An attempt to reinstate Affirmative Action in California failed in November. The opposition was most dramatic among white residents, 31% in favor to 47% against. Support among Asian Americans was 35% to 21% against, while Latino voters were evenly divided 41% for and against.
Tamara K. Nopper, a sociologist who has been researching Korean-Black conflicts and Korean immigrant owned businesses for 25 years, asks whether it is possible to create a coalition between African and Asian Americans and still grapples with questions about relative power. One of the narratives she has worked to puncture is the idea that Korean immigrants opened their businesses solely by pooling money, when actually they also sought loans from banks, including from Korean American banks.
“This myth of self sufficiency is being used to delegitimize Black people’s political questions about power,” she said. “Because to me the question about how did Korean immigrants open up all these businesses isn’t just a logistical question, it isn’t just literally where did you get the capital. It’s also questions about how does a non-white group who is supposed to be discriminated against get to occupy and make so much wealth off of African Americans.”
Nopper said too often explanations of tensions between African and Asian Americans pointed to shared stereotypes, shared ignorance about each other’s history or media fabrications. They were used to avoid questions about whether Koreans get treated better than Black people, a tendency she sees repeated in today’s efforts at Asian and African American solidarity.
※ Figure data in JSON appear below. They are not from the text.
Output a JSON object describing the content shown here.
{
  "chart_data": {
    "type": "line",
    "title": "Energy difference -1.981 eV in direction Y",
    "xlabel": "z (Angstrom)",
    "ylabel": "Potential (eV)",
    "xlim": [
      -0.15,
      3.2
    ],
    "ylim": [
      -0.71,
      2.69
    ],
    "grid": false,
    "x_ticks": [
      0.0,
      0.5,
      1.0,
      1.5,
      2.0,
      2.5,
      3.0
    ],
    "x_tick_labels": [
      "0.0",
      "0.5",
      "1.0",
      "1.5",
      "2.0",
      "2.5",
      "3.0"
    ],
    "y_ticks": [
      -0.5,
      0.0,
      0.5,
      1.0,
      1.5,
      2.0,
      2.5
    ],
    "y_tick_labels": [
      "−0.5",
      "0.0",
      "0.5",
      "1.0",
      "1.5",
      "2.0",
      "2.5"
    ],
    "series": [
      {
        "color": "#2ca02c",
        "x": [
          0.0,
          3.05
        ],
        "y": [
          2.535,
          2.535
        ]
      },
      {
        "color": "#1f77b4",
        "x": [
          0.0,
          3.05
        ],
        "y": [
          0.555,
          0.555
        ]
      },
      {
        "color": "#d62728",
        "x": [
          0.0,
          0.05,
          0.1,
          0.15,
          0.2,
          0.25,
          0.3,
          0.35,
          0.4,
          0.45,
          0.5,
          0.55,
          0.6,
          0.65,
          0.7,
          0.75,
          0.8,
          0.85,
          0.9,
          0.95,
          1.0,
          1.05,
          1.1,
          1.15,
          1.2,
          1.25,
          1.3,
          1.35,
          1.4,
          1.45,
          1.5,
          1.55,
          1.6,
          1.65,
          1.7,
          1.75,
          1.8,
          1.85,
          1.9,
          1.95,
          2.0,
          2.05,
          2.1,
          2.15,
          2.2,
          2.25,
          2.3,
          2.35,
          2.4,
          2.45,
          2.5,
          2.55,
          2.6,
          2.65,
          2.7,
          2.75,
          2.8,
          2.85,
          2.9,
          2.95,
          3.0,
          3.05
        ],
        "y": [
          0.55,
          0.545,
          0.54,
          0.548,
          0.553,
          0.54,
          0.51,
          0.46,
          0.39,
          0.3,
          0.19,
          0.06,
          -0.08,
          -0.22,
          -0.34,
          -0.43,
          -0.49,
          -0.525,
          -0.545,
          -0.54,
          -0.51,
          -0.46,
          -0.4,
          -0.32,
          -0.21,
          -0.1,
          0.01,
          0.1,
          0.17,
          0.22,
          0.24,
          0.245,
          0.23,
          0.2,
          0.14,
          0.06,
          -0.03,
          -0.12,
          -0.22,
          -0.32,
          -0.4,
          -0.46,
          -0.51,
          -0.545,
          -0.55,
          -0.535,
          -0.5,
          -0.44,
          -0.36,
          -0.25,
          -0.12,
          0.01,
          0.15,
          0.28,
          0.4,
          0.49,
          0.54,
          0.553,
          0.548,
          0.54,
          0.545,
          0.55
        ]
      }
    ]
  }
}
“They often don’t want to deal with, ‘Do Asian Americans get relatively treated better than Black people and do Asian Americans also sometimes enact forms of power against Black people?”
Even if Asian Americans are subjected to white supremacy and racial violence, Black people are treated worse by any socio-economic indicator, she said. Beyond that, Black people are subjected to a particular kind of racism when they are viewed as the group others want to distance themselves from, she said.
"That’s part of the whole model minority that people talk about is that Asians get depicted as having, supposedly, values and culture that are distinct from Black people," she said.
Kemper and Won know the problems can be complex and change comes slowly. Kemper's own mother was killed after the riots in Los Angeles' Watts neighborhood when Kemper was 7. Protesting with the gun control group Moms Demand Action helped her see how pervasive gun violence was and the effects on her own family, she said.
The last few years have pulled the curtain back on hate crimes so people can confront them openly, Won said.
" I think in our society that the powers that be try and pit us against each other," Won said. "I wanted to counter that narrative, I wanted to show people that we can and do show up for each other."
Both women say that having diverse groups of friends enriches their lives and hope that others will join them at the protests.
"I would hope that people see us together in that photo and realize that we are all interconnected, that we all feel this hate floating around in our society and it has nowhere to go," Kemper said. "We love what we're doing and we know deep down inside that love will overcome hate. We know that."